Но история такая непутевая дама, что, бывает, чуть она зазевается, как опять угрюмость и скука одерживают над смешливостью верх. И снова смех пытаются запереть на ключ в какой-нибудь чулан с тараканами.
Так вот, чтобы этого не случилось, надо чаще перечитывать писателя Михаила Зощенко. Он великий учитель смеха и ничему плохому, кроме хорошего, не научит.
Теперь всё.
Мне в руки Платонов впервые попал, кажется, в 1967 году. Отцу на день рождения подарили слепую копию «Котлована» — я, пятнадцатилетний, прочитал ее и до сих пор помню свое тогдашнее ощущение от этой вещи, тем более что впоследствии оно изменилось совсем не сильно. К тому времени через мои руки прошло уже немало всякого рода самиздата, советскую власть я давно на дух не принимал, и все равно эта вещь показалась мне тем окончательным, не подлежащим обжалованию приговором, которые власть сама так любила. Я, как и другие, не мог простить советской власти разные и совсем разновеликие вещи, среди которых и миллионы расстрелянных и погибших в лагерях, в том числе две трети моей собственной семьи, и вездесущую фальшь, бездарность. Ко всему прочему эта власть была мне настолько неинтересна, что я даже не понимал, что и кому может быть в ней любопытно. Она казалась мне удивительно холодной, без свойств, без признаков, без эмоций. Некий груз, который давит тебя и давит.
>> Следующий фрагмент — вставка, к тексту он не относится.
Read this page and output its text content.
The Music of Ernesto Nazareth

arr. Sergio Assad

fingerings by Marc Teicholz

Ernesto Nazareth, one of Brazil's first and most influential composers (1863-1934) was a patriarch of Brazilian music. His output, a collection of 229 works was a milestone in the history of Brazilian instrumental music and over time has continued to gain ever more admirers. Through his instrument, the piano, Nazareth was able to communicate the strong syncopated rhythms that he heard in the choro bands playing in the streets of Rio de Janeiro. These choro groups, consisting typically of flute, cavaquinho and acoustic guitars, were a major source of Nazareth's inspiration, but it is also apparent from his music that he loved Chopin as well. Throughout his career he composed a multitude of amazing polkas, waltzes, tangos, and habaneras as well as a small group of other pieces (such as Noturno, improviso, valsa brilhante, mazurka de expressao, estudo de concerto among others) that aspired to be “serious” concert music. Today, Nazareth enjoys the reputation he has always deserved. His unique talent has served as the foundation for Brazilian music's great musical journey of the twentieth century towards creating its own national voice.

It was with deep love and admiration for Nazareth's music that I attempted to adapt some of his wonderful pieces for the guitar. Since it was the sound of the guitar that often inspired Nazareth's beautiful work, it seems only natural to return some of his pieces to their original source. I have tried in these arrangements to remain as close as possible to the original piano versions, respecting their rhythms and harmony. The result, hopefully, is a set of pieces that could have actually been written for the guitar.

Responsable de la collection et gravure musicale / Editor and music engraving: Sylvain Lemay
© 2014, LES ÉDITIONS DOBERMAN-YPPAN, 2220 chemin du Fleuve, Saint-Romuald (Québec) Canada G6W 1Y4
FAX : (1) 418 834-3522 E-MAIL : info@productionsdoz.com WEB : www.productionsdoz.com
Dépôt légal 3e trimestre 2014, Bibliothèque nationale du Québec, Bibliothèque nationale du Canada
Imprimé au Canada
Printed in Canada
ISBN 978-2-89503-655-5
И вдруг я прочитал вещь человека, для которого это было совершенно не так, для которого все в этой власти было тепло, все задевало и трогало, заставляло страдать и вызывало восторг от самой малой удачи. Который — это было ясно — очень долго ей верил, еще дольше пытался верить и был готов работать для нее денно и нощно. То есть он во всех отношениях был мне не пара, для него эта власть была своей (или он безумно мечтал, чтобы она для него своей стала), и вот он выносил ей приговор, причем такой, с каким я еще не сталкивался, потому что более страшной, более антисоветской рукописи мне читать не приходилось.
Здесь я попытаюсь свести в некую систему впечатления от прозы Платонова, хотя лично мне хватает и того, что на всю первую половину русского XX века я давно уже смотрю через Платонова и понимаю ее в первую очередь благодаря ему.
Вообще, мне кажется, что на революцию с самого начала было два легко различимых взгляда, и суть не в том, что кто-то смотрел на нее с полным сочувствием, а другой — с ненавистью. Просто один взгляд был внешний, чужой, сторонний. У хороших писателей он был очень точным, очень жестким и резким: со стороны многое вообще замечательно ясно видно и замечательно понятно. Но в стороннем взгляде всегда — доминанта силы, яркости; глаз со стороны мгновенно ловит и выделяет все контрасты. Этот взгляд полон романтики, и в первую очередь он видел в революции время начала одного и конца другого. Вся та сложнейшая паутина цивилизации, все правила, условности, этикет разом рухнули, и мир вдруг в одно мгновение стал принадлежать первобытным героям, снова вернулся в состояние дикости, варварства и удали.
Тех, кто смотрел со стороны, было очень много, потому что большинство пишущих выросли в старой культуре, любили ее и ценили. Теперь, когда она была разрушена, они честно пытались понять, что идет ей на смену, но им это было очень тяжело. Платонов же мне представляется писателем, может быть, единственным или, во всяком случае, одним из немногих, кто и видел, и знал, и понимал революцию изнутри. Изнутри же все было другим.